Please introduce yourself
My name is Sidonie Warren. In 2013 Kyle Clarke and I set up Something Else as an add-on to our design studio Something Good in the Arts Quarter of Bristol. It’s been a success and we’ve now moved to a bigger space.
Tell us about the move; what prompted it and what made you choose Clifton Village as your new home?
We started looking for a new space in January after an inspiring trip to Berlin. We wanted to take the shop more seriously rather than viewing it as an add-on to our main work. Our top priority was to find more room for the studio and shop, and we were on the hunt for six months before the space in Clifton Village came up. There seems to be a bit of a shortage of bigger spaces in Bristol at the moment. The feel of Clifton Village appealed to us; it has an independent heart and soul and I love that and there are people enjoying the little shops and cafes. The space is going to be more of a hang out, with a reading bench for browsing the books. I’m hoping people will come as much to browse and appreciate the space, as they will to make their stationery purchases.
What made you want to start Something Else/Good?
Love, desire and ambition. My love of stationery, desire to open a shop and ambition to run my own business.
Have you always loved design/stationery?
Always. I remember the pivotal moments. December 1994, aged seven, my Christmas list was made up of the contents of the stationery pages in the Viking catalogue. In 1996 I developed a hypersensitivity to blunt pencils and certain kinds of paper. I have no idea how or why this happened. By 1999 I was spending all £10 of my pocket money on a gel pen habit. I started out underlining headings in my school exercise books with a contrasting colour gel pen, but later extended this rule to include subheadings, symbols and punctuation. My teachers weren’t pleased. I discovered Korean undated diaries with sticker sheets at Camden market in 2001 and Liberty’s stationery hall a few years after that. Gradually things have changed (no more Viking) but I still hate blunt pencils.
So, the name has changed – what else has changed?
The focus is more on paper goods and stationery but we’ll also sell lifestyle products which tie in with themes of the reading material.
What are some of your favourite new products?
We’re creating a reading area with blankets and cushions. I’ve enjoyed sourcing textiles for this area.
Will you still be running your design company, Something Good?
Yes, but Something Good will be housed above the shop, rather than in the same room as it. Kyle and I started the studio in 2011 and now there are four of us.
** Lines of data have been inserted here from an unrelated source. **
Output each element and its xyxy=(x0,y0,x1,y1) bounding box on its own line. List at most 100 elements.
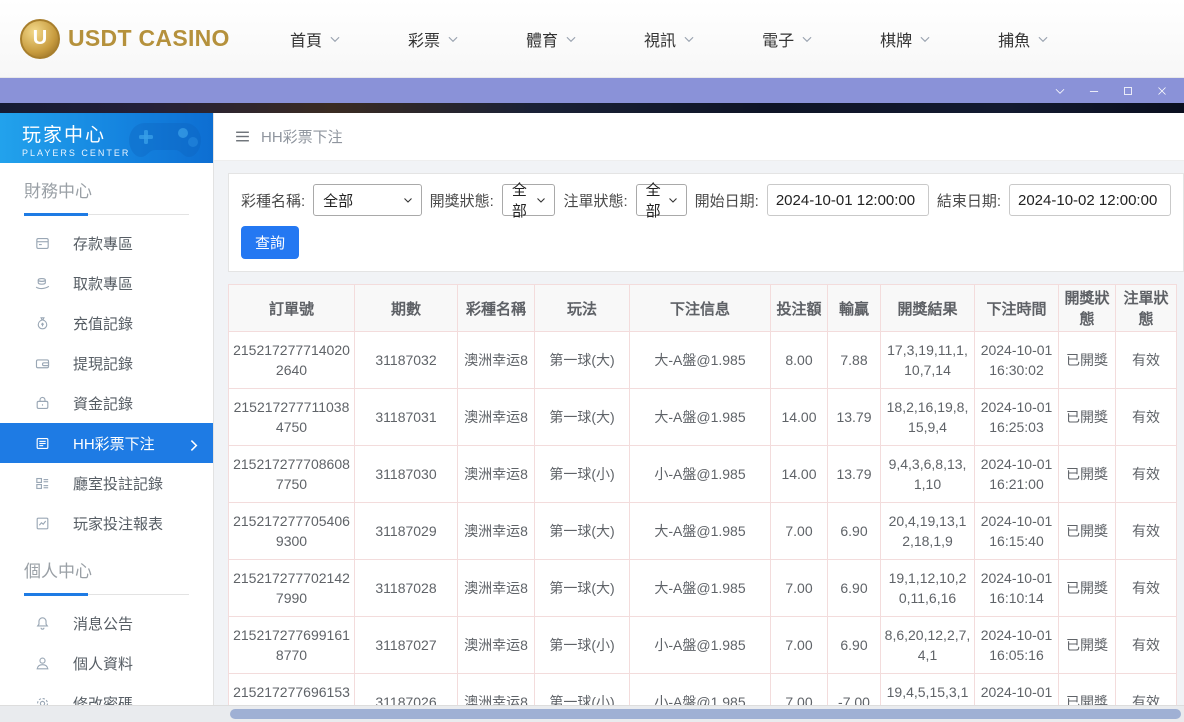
table-cell: 第一球(小) xyxy=(535,446,630,503)
draw-status-select[interactable]: 全部 xyxy=(502,184,556,216)
sidebar-item-label: 提現記錄 xyxy=(73,353,133,374)
sidebar-section-title: 財務中心 xyxy=(24,177,189,215)
logo[interactable]: U USDT CASINO xyxy=(20,19,250,59)
nav-item-4[interactable]: 視訊 xyxy=(644,27,696,51)
sidebar-item[interactable]: 資金記錄 xyxy=(0,383,213,423)
sidebar-item[interactable]: 提現記錄 xyxy=(0,343,213,383)
minimize-icon xyxy=(1087,84,1101,98)
page-title: HH彩票下注 xyxy=(261,126,343,147)
table-cell: 有效 xyxy=(1116,617,1177,674)
chevron-down-icon xyxy=(446,32,460,46)
table-cell: 31187028 xyxy=(355,560,458,617)
bet-status-select[interactable]: 全部 xyxy=(636,184,687,216)
table-cell: 第一球(大) xyxy=(535,560,630,617)
end-date-input[interactable] xyxy=(1009,184,1171,216)
table-cell: -7.00 xyxy=(828,674,881,706)
column-header: 訂單號 xyxy=(229,285,355,332)
table-cell: 31187027 xyxy=(355,617,458,674)
table-cell: 18,2,16,19,8,15,9,4 xyxy=(881,389,975,446)
sidebar-item[interactable]: 取款專區 xyxy=(0,263,213,303)
table-row: 215217277702142799031187028澳洲幸运8第一球(大)大-… xyxy=(229,560,1177,617)
table-cell: 大-A盤@1.985 xyxy=(630,503,771,560)
table-row: 215217277705406930031187029澳洲幸运8第一球(大)大-… xyxy=(229,503,1177,560)
table-cell: 2024-10-01 16:30:02 xyxy=(975,332,1059,389)
site-header: U USDT CASINO 首頁 彩票 體育 視訊 電子 棋牌 捕魚 xyxy=(0,0,1184,78)
lottery-name-value: 全部 xyxy=(323,190,353,211)
sidebar-item[interactable]: 存款專區 xyxy=(0,223,213,263)
table-cell: 小-A盤@1.985 xyxy=(630,674,771,706)
sidebar-item-label: 個人資料 xyxy=(73,653,133,674)
chevron-down-icon xyxy=(535,194,547,206)
sidebar-item[interactable]: 充值記錄 xyxy=(0,303,213,343)
table-cell: 2024-10-01 16:10:14 xyxy=(975,560,1059,617)
window-close-button[interactable] xyxy=(1154,83,1170,99)
lottery-name-label: 彩種名稱: xyxy=(241,190,305,211)
nav-item-6[interactable]: 棋牌 xyxy=(880,27,932,51)
funds-record-icon xyxy=(34,395,51,412)
table-cell: 20,4,19,13,12,18,1,9 xyxy=(881,503,975,560)
main-nav: 首頁 彩票 體育 視訊 電子 棋牌 捕魚 xyxy=(290,27,1050,51)
table-row: 215217277696153330031187026澳洲幸运8第一球(小)小-… xyxy=(229,674,1177,706)
window-minimize-button[interactable] xyxy=(1086,83,1102,99)
nav-item-1[interactable]: 首頁 xyxy=(290,27,342,51)
sidebar-item[interactable]: HH彩票下注 xyxy=(0,423,213,463)
sidebar-item[interactable]: 廳室投註記錄 xyxy=(0,463,213,503)
nav-item-label: 電子 xyxy=(762,27,794,51)
table-cell: 7.00 xyxy=(771,503,828,560)
table-cell: 有效 xyxy=(1116,446,1177,503)
lottery-name-select[interactable]: 全部 xyxy=(313,184,421,216)
table-cell: 2152172777021427990 xyxy=(229,560,355,617)
deposit-icon xyxy=(34,235,51,252)
table-cell: 2024-10-01 16:05:16 xyxy=(975,617,1059,674)
table-cell: 14.00 xyxy=(771,446,828,503)
table-cell: 2024-10-01 16:25:03 xyxy=(975,389,1059,446)
sidebar-item[interactable]: 玩家投注報表 xyxy=(0,503,213,543)
sidebar-item[interactable]: 消息公告 xyxy=(0,603,213,643)
chevron-down-icon xyxy=(1036,32,1050,46)
sidebar-header: 玩家中心 PLAYERS CENTER xyxy=(0,113,213,163)
gamepad-icon xyxy=(125,117,205,163)
nav-item-3[interactable]: 體育 xyxy=(526,27,578,51)
nav-item-7[interactable]: 捕魚 xyxy=(998,27,1050,51)
table-cell: 2152172777110384750 xyxy=(229,389,355,446)
close-icon xyxy=(1155,84,1169,98)
table-cell: 澳洲幸运8 xyxy=(458,503,535,560)
chevron-down-icon xyxy=(667,194,679,206)
nav-item-label: 首頁 xyxy=(290,27,322,51)
table-cell: 已開獎 xyxy=(1059,389,1116,446)
sidebar-section-title: 個人中心 xyxy=(24,557,189,595)
column-header: 下注信息 xyxy=(630,285,771,332)
table-cell: 第一球(大) xyxy=(535,332,630,389)
table-cell: 31187030 xyxy=(355,446,458,503)
nav-item-2[interactable]: 彩票 xyxy=(408,27,460,51)
table-row: 215217277699161877031187027澳洲幸运8第一球(小)小-… xyxy=(229,617,1177,674)
table-cell: 2152172777054069300 xyxy=(229,503,355,560)
withdrawal-record-icon xyxy=(34,355,51,372)
table-row: 215217277714020264031187032澳洲幸运8第一球(大)大-… xyxy=(229,332,1177,389)
table-cell: 第一球(大) xyxy=(535,503,630,560)
start-date-input[interactable] xyxy=(767,184,929,216)
table-cell: 有效 xyxy=(1116,560,1177,617)
menu-toggle-icon[interactable] xyxy=(234,128,251,145)
window-maximize-button[interactable] xyxy=(1120,83,1136,99)
table-row: 215217277708608775031187030澳洲幸运8第一球(小)小-… xyxy=(229,446,1177,503)
nav-item-5[interactable]: 電子 xyxy=(762,27,814,51)
sidebar-item[interactable]: 個人資料 xyxy=(0,643,213,683)
column-header: 注單狀態 xyxy=(1116,285,1177,332)
table-cell: 2152172776961533300 xyxy=(229,674,355,706)
window-collapse-button[interactable] xyxy=(1052,83,1068,99)
sidebar-item-label: 取款專區 xyxy=(73,273,133,294)
table-cell: 大-A盤@1.985 xyxy=(630,389,771,446)
lottery-bet-icon xyxy=(34,435,51,452)
table-cell: 31187026 xyxy=(355,674,458,706)
bet-records-table: 訂單號期數彩種名稱玩法下注信息投注額輸贏開獎結果下注時間開獎狀態注單狀態 215… xyxy=(228,284,1177,705)
withdraw-icon xyxy=(34,275,51,292)
table-cell: 31187032 xyxy=(355,332,458,389)
column-header: 開獎結果 xyxy=(881,285,975,332)
search-button[interactable]: 查詢 xyxy=(241,226,299,259)
table-cell: 19,1,12,10,20,11,6,16 xyxy=(881,560,975,617)
sidebar-item-label: 存款專區 xyxy=(73,233,133,254)
table-cell: 已開獎 xyxy=(1059,617,1116,674)
table-cell: 澳洲幸运8 xyxy=(458,389,535,446)
decorative-gradient-strip xyxy=(0,103,1184,113)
Our current clients include Off the Record, The Stable, Fat Leaf and Eurac.
What advice would you give for someone staring their own independent business?
Don’t quit your day job until there’s enough money coming in to support you. Both Kyle and I worked full time jobs and ran the studio for the first year of business. It was tough but it meant that we could afford to eat.
What is today’s message on your chalkboard?
Sadly our chalkboard is no more. We need to paint a new one.